I imagine this only works because the US is so central to the entire global economy. If you lived in Zimbabwe and had 25% Zimbabwe stocks, 25% Zimbabwe govt bonds, 25% Zimbabwe cash, and 25% gold, and the country got destroyed, you'd essentially lose 75% of your assets, and gold likely wouldn't move very much.
The question is whether gold relative to Zimbabwe "assets" would rise, and the answer is probably yes, because Real Estate in Zimbabwe would likely be dirt cheap, but if the country collapsed, would you really want to live there? Also food and energy are global commodities, so your gold would have the same purchasing power for most of your spending needs as it did before the collapse.
Why did HB suggest the PP for non-USers, to use their local currency/bonds/stocks?
I understand the theory of "spend in dollars, invest in dollars; spend in Yen, invest in Yen," however most purchases are global commodities. Even real estate can be considered a global commodity, as evidenced in the housing crisis of 2008 where foreign investors swooped up real estate in the US, primarily in areas like Miami that are attractive as vacation destinations for rich foreigners.
There's also the argument that if the US economy collapses and you lost 75% of your portfolio, the whole world would be collapsed and we'd just need canned beans and ammo. However, at a certain point, this may no longer be true. It was true of England in 1600. It's no longer true of England now. If England were destroyed by a meteor tomorrow, the global economy would move on. Eventually the US is going to stop being such a huge part of the global economy.
Everything I've written in this thread is why I invest 50% of my equities in international stocks. This way, I still have 37.5% of my assets in non-US things. While my 12.5% allocation to international equities will likely be ravished if the US economy is destroyed, it's still some protection. Maybe with the US out of the picture, European companies will take over selling widgets to the rest of the world, and maybe my 12.5% international equities will rise substantially, along with my gold.
The primary question of this thread, is why does PP work in countries outside of the US? The fundamentals seem different.
I imagine this only works because the US is so central to the entire global economy.

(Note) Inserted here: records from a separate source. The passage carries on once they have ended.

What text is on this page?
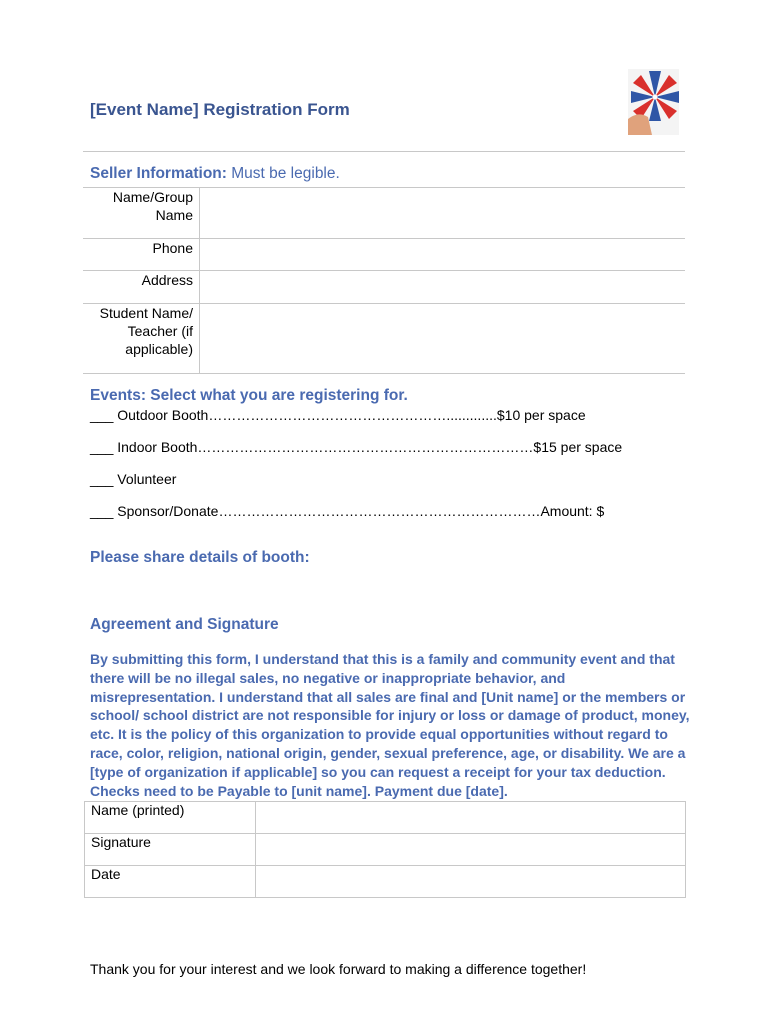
[Event Name] Registration Form
Seller Information: Must be legible.
Name/Group Name	
Phone	
Address	
Student Name/ Teacher (if applicable)	
Events: Select what you are registering for.
___ Outdoor Booth…………………………………………….............$10 per space
___ Indoor Booth………………………………………………………………$15 per space
___ Volunteer
___ Sponsor/Donate……………………………………………………………Amount: $
Please share details of booth:
Agreement and Signature
By submitting this form, I understand that this is a family and community event and that there will be no illegal sales, no negative or inappropriate behavior, and misrepresentation. I understand that all sales are final and [Unit name] or the members or school/ school district are not responsible for injury or loss or damage of product, money, etc. It is the policy of this organization to provide equal opportunities without regard to race, color, religion, national origin, gender, sexual preference, age, or disability. We are a [type of organization if applicable] so you can request a receipt for your tax deduction. Checks need to be Payable to [unit name]. Payment due [date].
Name (printed)	
Signature	
Date	
Thank you for your interest and we look forward to making a difference together!
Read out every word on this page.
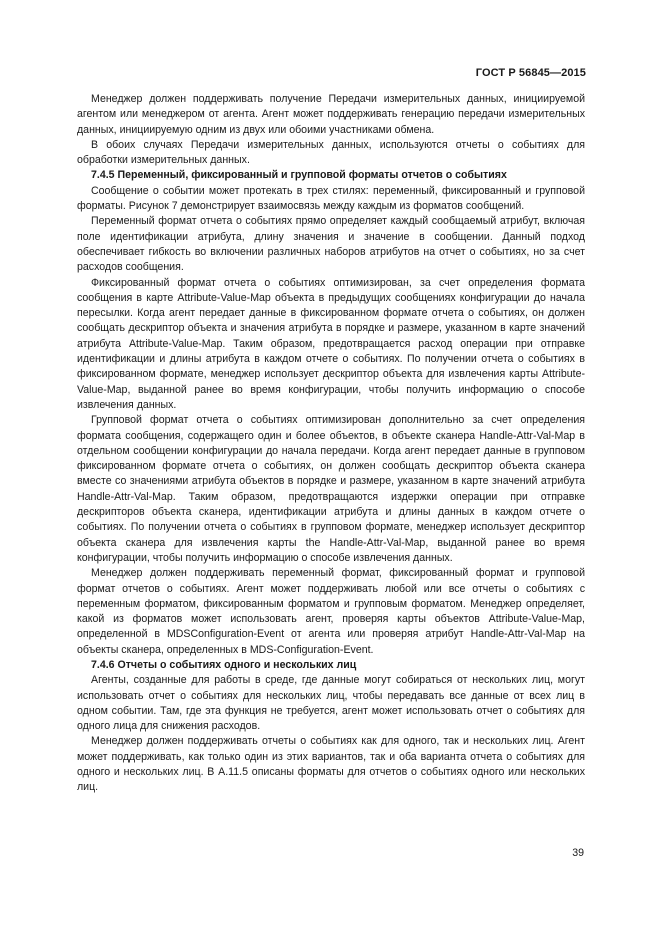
ГОСТ Р 56845—2015

Менеджер должен поддерживать получение Передачи измерительных данных, инициируемой агентом или менеджером от агента. Агент может поддерживать генерацию передачи измерительных данных, инициируемую одним из двух или обоими участниками обмена.

В обоих случаях Передачи измерительных данных, используются отчеты о событиях для обработки измерительных данных.

7.4.5 Переменный, фиксированный и групповой форматы отчетов о событиях

Сообщение о событии может протекать в трех стилях: переменный, фиксированный и групповой форматы. Рисунок 7 демонстрирует взаимосвязь между каждым из форматов сообщений.

Переменный формат отчета о событиях прямо определяет каждый сообщаемый атрибут, включая поле идентификации атрибута, длину значения и значение в сообщении. Данный подход обеспечивает гибкость во включении различных наборов атрибутов на отчет о событиях, но за счет расходов сообщения.

Фиксированный формат отчета о событиях оптимизирован, за счет определения формата сообщения в карте Attribute-Value-Map объекта в предыдущих сообщениях конфигурации до начала пересылки. Когда агент передает данные в фиксированном формате отчета о событиях, он должен сообщать дескриптор объекта и значения атрибута в порядке и размере, указанном в карте значений атрибута Attribute-Value-Map. Таким образом, предотвращается расход операции при отправке идентификации и длины атрибута в каждом отчете о событиях. По получении отчета о событиях в фиксированном формате, менеджер использует дескриптор объекта для извлечения карты Attribute-Value-Map, выданной ранее во время конфигурации, чтобы получить информацию о способе извлечения данных.

Групповой формат отчета о событиях оптимизирован дополнительно за счет определения формата сообщения, содержащего один и более объектов, в объекте сканера Handle-Attr-Val-Map в отдельном сообщении конфигурации до начала передачи. Когда агент передает данные в групповом фиксированном формате отчета о событиях, он должен сообщать дескриптор объекта сканера вместе со значениями атрибута объектов в порядке и размере, указанном в карте значений атрибута Handle-Attr-Val-Map. Таким образом, предотвращаются издержки операции при отправке дескрипторов объекта сканера, идентификации атрибута и длины данных в каждом отчете о событиях. По получении отчета о событиях в групповом формате, менеджер использует дескриптор объекта сканера для извлечения карты the Handle-Attr-Val-Map, выданной ранее во время конфигурации, чтобы получить информацию о способе извлечения данных.

Менеджер должен поддерживать переменный формат, фиксированный формат и групповой формат отчетов о событиях. Агент может поддерживать любой или все отчеты о событиях с переменным форматом, фиксированным форматом и групповым форматом. Менеджер определяет, какой из форматов может использовать агент, проверяя карты объектов Attribute-Value-Map, определенной в MDSConfiguration-Event от агента или проверяя атрибут Handle-Attr-Val-Map на объекты сканера, определенных в MDS-Configuration-Event.

7.4.6 Отчеты о событиях одного и нескольких лиц

Агенты, созданные для работы в среде, где данные могут собираться от нескольких лиц, могут использовать отчет о событиях для нескольких лиц, чтобы передавать все данные от всех лиц в одном событии. Там, где эта функция не требуется, агент может использовать отчет о событиях для одного лица для снижения расходов.

Менеджер должен поддерживать отчеты о событиях как для одного, так и нескольких лиц. Агент может поддерживать, как только один из этих вариантов, так и оба варианта отчета о событиях для одного и нескольких лиц. В А.11.5 описаны форматы для отчетов о событиях одного или нескольких лиц.

39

If you lived in Zimbabwe and had 25% Zimbabwe stocks, 25% Zimbabwe govt bonds, 25% Zimbabwe cash, and 25% gold, and the country got destroyed, you'd essentially lose 75% of your assets, and gold likely wouldn't move very much.
The question is whether gold relative to Zimbabwe "assets" would rise, and the answer is probably yes, because Real Estate in Zimbabwe would likely be dirt cheap, but if the country collapsed, would you really want to live there? Also food and energy are global commodities, so your gold would have the same purchasing power for most of your spending needs as it did before the collapse.

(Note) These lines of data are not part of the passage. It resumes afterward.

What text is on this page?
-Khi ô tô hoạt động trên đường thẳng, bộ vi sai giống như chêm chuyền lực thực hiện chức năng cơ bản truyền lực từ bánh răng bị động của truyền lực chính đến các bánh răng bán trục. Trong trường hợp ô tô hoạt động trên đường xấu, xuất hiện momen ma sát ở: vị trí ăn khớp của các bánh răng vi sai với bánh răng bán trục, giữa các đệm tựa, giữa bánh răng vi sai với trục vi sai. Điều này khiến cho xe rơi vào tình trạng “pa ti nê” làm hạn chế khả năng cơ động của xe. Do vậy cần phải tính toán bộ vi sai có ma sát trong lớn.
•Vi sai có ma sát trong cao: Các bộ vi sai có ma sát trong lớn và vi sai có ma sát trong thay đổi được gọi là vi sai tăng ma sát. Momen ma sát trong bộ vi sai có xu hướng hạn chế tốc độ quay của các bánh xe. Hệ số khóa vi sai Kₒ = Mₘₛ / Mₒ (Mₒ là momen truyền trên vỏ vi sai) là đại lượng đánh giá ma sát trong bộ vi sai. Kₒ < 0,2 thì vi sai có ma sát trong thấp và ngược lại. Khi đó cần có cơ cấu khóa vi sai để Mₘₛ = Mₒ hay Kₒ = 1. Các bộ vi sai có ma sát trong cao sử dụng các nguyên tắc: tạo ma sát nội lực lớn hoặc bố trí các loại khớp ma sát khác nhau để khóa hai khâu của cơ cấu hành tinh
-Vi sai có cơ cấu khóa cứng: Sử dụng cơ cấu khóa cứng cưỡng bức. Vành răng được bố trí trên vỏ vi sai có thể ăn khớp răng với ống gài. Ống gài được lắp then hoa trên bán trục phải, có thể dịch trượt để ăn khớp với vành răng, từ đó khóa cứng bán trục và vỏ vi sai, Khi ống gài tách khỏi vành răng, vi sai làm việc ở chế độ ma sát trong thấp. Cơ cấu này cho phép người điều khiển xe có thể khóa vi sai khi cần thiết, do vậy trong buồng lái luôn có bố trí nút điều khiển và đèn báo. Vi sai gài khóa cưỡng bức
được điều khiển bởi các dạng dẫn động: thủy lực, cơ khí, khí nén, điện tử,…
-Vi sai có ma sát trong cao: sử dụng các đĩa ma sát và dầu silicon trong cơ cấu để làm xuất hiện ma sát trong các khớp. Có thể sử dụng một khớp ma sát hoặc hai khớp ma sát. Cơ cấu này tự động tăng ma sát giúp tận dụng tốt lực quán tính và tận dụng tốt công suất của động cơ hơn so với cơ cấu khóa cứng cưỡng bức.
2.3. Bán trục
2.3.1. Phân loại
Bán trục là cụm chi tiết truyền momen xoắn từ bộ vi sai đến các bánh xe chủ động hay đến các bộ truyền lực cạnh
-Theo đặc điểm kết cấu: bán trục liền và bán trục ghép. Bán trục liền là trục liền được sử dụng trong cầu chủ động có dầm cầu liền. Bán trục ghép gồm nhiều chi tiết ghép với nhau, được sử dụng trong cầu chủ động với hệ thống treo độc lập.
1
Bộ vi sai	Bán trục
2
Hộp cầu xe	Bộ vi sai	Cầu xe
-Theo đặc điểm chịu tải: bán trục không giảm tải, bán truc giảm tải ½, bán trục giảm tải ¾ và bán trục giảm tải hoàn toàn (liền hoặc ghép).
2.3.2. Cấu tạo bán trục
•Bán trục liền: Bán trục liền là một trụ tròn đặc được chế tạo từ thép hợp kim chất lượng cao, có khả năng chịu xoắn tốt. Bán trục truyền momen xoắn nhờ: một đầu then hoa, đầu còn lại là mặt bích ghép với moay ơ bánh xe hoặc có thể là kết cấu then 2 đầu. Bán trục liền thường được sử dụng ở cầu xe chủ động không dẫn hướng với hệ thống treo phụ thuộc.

Why did HB suggest the PP for non-USers, to use their local currency/bonds/stocks?
I understand the theory of "spend in dollars, invest in dollars; spend in Yen, invest in Yen," however most purchases are global commodities. Even real estate can be considered a global commodity, as evidenced in the housing crisis of 2008 where foreign investors swooped up real estate in the US, primarily in areas like Miami that are attractive as vacation destinations for rich foreigners.
There's also the argument that if the US economy collapses and you lost 75% of your portfolio, the whole world would be collapsed and we'd just need canned beans and ammo. However, at a certain point, this may no longer be true. It was true of England in 1600. It's no longer true of England now. If England were destroyed by a meteor tomorrow, the global economy would move on. Eventually the US is going to stop being such a huge part of the global economy.
Everything I've written in this thread is why I invest 50% of my equities in international stocks. This way, I still have 37.5% of my assets in non-US things. While my 12.5% allocation to international equities will likely be ravished if the US economy is destroyed, it's still some protection. Maybe with the US out of the picture, European companies will take over selling widgets to the rest of the world, and maybe my 12.5% international equities will rise substantially, along with my gold.
The primary question of this thread, is why does PP work in countries outside of the US? The fundamentals seem different.